The great thing about this crash was the “right” were in charge in America and the “left” here so all the things they would both like to say about each other are moot. People cannot call George Bush an idiot without calling Barack Obama and George Bush idiots too, as all 3 followed the exact same policies, and Cam would have too given the choice.
Sorry about late reply – been having a problem getting on this blog.
‘Can Thatcher blame the recession she got on James Callaghan and the Labour govt 74-79, can she blame the unemployment on them?’
Certainly she could if it was true. It wasn’t though – the recession of 1980-81 was caused by her policies. The only question in my mind is to what extent it was deliberate. I think – like engineering the 1984 Miners’ Strike using Nick Ridley’s proposals of 1978 – it was a deliberate policy, part of her attack on the unions.

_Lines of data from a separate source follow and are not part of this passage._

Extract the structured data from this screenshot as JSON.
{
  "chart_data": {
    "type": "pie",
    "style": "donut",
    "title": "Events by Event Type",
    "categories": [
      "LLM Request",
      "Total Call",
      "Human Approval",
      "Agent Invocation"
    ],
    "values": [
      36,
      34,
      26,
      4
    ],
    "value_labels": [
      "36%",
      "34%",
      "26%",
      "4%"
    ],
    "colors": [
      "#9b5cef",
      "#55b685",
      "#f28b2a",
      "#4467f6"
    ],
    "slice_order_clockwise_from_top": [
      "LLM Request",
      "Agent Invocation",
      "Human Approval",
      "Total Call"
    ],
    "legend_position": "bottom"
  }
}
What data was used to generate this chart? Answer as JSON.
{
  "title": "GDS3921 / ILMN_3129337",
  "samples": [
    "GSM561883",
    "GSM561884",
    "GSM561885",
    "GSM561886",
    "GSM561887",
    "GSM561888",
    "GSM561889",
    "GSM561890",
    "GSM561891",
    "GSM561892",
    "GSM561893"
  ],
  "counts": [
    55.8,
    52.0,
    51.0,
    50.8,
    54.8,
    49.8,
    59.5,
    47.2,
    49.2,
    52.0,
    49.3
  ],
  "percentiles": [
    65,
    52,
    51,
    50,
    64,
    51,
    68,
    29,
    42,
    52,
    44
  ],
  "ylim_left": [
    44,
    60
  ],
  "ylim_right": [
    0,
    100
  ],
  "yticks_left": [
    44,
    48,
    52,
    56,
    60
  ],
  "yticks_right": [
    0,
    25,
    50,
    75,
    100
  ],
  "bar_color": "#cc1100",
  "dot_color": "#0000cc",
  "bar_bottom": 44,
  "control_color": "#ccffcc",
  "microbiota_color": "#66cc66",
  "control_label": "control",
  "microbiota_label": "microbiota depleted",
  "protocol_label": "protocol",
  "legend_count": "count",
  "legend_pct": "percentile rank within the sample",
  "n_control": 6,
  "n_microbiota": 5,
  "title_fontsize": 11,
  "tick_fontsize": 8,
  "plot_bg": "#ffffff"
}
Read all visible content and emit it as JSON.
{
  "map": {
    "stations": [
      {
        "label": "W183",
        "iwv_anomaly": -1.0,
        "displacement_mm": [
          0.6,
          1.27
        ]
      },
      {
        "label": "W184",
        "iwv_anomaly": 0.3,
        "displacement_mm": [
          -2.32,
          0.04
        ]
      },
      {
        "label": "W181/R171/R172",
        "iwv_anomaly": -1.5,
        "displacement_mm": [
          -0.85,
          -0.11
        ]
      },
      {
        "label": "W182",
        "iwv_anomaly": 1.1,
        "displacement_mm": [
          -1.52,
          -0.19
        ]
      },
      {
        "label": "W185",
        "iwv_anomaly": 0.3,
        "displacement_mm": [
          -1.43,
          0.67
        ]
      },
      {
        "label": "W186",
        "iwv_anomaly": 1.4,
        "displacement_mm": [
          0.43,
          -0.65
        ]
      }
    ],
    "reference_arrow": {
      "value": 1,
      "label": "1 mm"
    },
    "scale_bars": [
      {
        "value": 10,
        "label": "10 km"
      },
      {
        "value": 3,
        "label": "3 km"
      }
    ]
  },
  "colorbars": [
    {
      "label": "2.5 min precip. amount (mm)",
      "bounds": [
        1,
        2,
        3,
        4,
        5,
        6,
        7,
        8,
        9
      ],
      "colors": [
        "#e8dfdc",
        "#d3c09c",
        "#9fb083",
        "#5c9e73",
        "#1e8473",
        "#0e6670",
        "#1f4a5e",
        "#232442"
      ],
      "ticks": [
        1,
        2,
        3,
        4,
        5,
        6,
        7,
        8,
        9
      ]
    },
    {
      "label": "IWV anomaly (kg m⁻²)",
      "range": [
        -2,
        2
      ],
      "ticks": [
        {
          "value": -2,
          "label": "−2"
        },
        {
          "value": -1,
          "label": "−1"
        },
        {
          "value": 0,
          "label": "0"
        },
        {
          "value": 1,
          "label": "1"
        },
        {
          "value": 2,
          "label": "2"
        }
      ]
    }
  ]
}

New Labour could blame its problems on Thatcher if it hadn’t adopted a lot of her policies. The trouble is Labour had to become New Labour to get itself elected, so a lot of it is down to us, the electorate. A lot of us are still entrenched in the neo-liberal orthodoxy that got us into our present mess in the first place. State control of the economy happened because unregulated capitalism made a mess of things periodically and especially in 1929 onwards. But a lot of us have forgotten that, or we never knew it in the first place. It sounds good though – ‘free’ enterprise, private ‘individualism’, ‘freedom’ of trade, ‘free enterprise’. I’ve no problem with state control if we control the state. The problem is when the state controls us. The trouble is that a lot of us let it.
Generally though I’m fed up listening to politicians of all shades lying with statistics, backed up by this or that partial think-tank or this or that pundit talking as if they know what they’re talking about. We have real problems and they need real solutions – not simple black and white solutions like the kind that UKIP proposes. There must be sensible, mature people about somewhere and I wish I could find them. It would be such a refreshing change from Kate’s morning sickness!